El comienzo de clases obliga a reflexionar profundamente sobre la capacidad de respuesta del sistema educativo nacional frente a la crisis social del país y, al mismo tiempo, sobre la adecuación de la enseñanza como formación para la vida en una era global marcada por el vértigo tecnológico.
En primer lugar, es necesario pensar la educación pública (aunque sea de gestión privada) como un servicio esencial, que debe prestarse regularmente, sin paros, sin feriados sorpresivos y cumpliendo el programa y las evaluaciones. Esto no es un ideal, es una necesidad para evitar que se profundice la grieta social, que es la fractura más profunda y riesgosa que soporta el país.
Profesionalizar la tarea docente, garantizar el respeto por los maestros y profesores de parte de las autoridades y de las familias y asignar la inversión en una de las funciones más importantes que debe desempeñar el Estado son los imperativos que no pueden afrontarse con una dirigencia encandilada con fantasías ideológicas.
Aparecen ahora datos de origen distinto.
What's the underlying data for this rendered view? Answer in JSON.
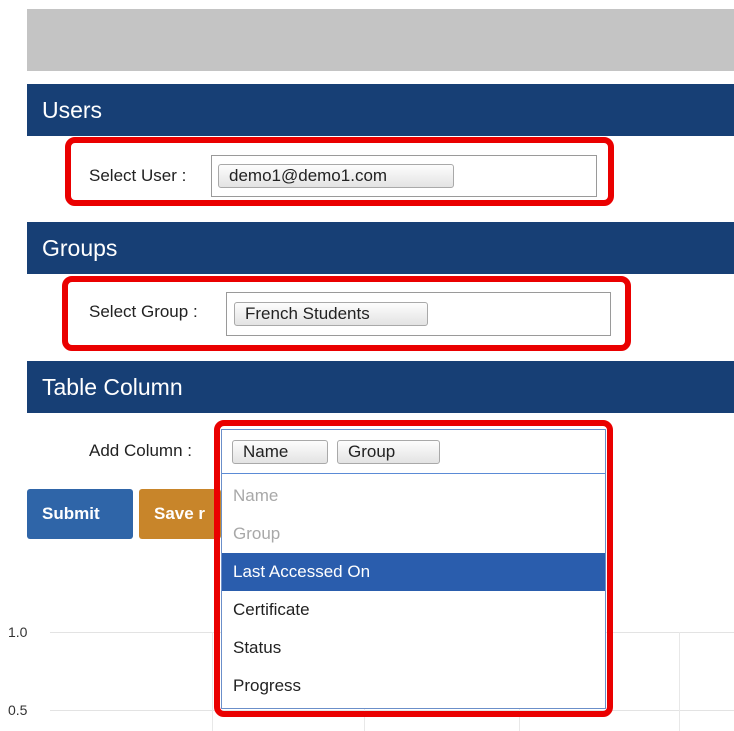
{
  "users": {
    "header": "Users",
    "label": "Select User :",
    "selected": "demo1@demo1.com"
  },
  "groups": {
    "header": "Groups",
    "label": "Select Group :",
    "selected": "French Students"
  },
  "table_column": {
    "header": "Table Column",
    "label": "Add Column :",
    "selected_chips": [
      "Name",
      "Group"
    ],
    "options": [
      {
        "label": "Name",
        "state": "disabled"
      },
      {
        "label": "Group",
        "state": "disabled"
      },
      {
        "label": "Last Accessed On",
        "state": "highlighted"
      },
      {
        "label": "Certificate",
        "state": "normal"
      },
      {
        "label": "Status",
        "state": "normal"
      },
      {
        "label": "Progress",
        "state": "normal"
      }
    ]
  },
  "buttons": {
    "submit": "Submit",
    "save": "Save r"
  },
  "chart": {
    "ticks": [
      "1.0",
      "0.5"
    ]
  },
  "colors": {
    "header_bg": "#173f75",
    "annotation_red": "#ea0000",
    "submit_bg": "#2f65a8",
    "save_bg": "#c8852a",
    "highlight_bg": "#2a5dad"
  }
}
Es tan absurdo sostener que «un maestro educa haciendo paro» como creer que la sociedad se rige por la ley de la selva y que solo deben sobrevivir los más aptos.
La educación requiere docentes preparados, con actualización permanente en su formación y con remuneraciones acordes con la jerarquía de su función.
Todos los estudios y encuestas demuestran en forma contundente las diferencias de rendimiento entre las escuelas públicas y las privadas, entre los alumnos con hogares de mayores ingresos y los de menos recursos. De todos modos, la evaluación en conjunto de los conocimientos en materia de lengua y matemáticas es insuficiente en todos los estamentos sociales.
La educación no es un gasto sino una inversión, porque ninguna nación puede pretender salir adelante con una sociedad donde las mayorías queden marginadas de la cultura y del trabajo. Y menos ahora, cuando el desarrollo de la Inteligencia Artificial anticipa una transformación total de los sistemas productivos, comerciales y de servicios. Es absolutamente previsible que, en un futuro inmediato, desaparecerán millares de empleos, que quedarán a cargo de robots u otros sistemas de inteligencia artificial.
El reclamo actual y perentorio de los padres de familia de los barrios de todo Salta es el de una escuela que contenga y forme a los niños y adolescentes para el trabajo del futuro. Todas las escuelas, urbanas y rurales, deben tener acceso a internet y a la tecnología de punta, incluida por supuesto la Inteligencia Artificial, para que los maestros puedan aplicarlos a la enseñanza, porque de lo contrario se condena a generaciones enteras a ser analfabetos digitales y parias en la sociedad.
La formación permanente de los docentes y la extensión horaria de las clases, previstas en la Ley General de Educación, no son formalismos sino una urgencia perentoria y una deuda que el Estado tiene con la sociedad. El anacronismo escolar es la peor herencia que podemos dejar a las generaciones que hoy ya transitan por las aulas.
El espíritu que impulsó la educación durante más de un siglo, hoy debe restaurarse, aplicado a los nuevos saberes y trabajos. Como nunca, la escuela debe estar centrada en las necesidades de cada alumno, en sus afectos y emociones y, especialmente, en sus vínculos sociales.
Al mismo tiempo, debe estar abierta a la incorporación de tecnología que permita, como complemento, la educación a distancia, ya sea para los chicos enfermos o para clases circunstanciales brindadas por docentes de otras provincias o de otros países.
El mundo cambia con un movimiento uniformemente acelerado. El futuro es incierto, pero la sociedad y, especialmente, la escuela, deben adecuarse a esa transformación para evitar una catástrofe.
Debemos tener en claro, como nunca, que gobernar, para la Argentina, es gestionar ese vértigo y asegurar que ninguna persona quede marginada y excluida en el proceso.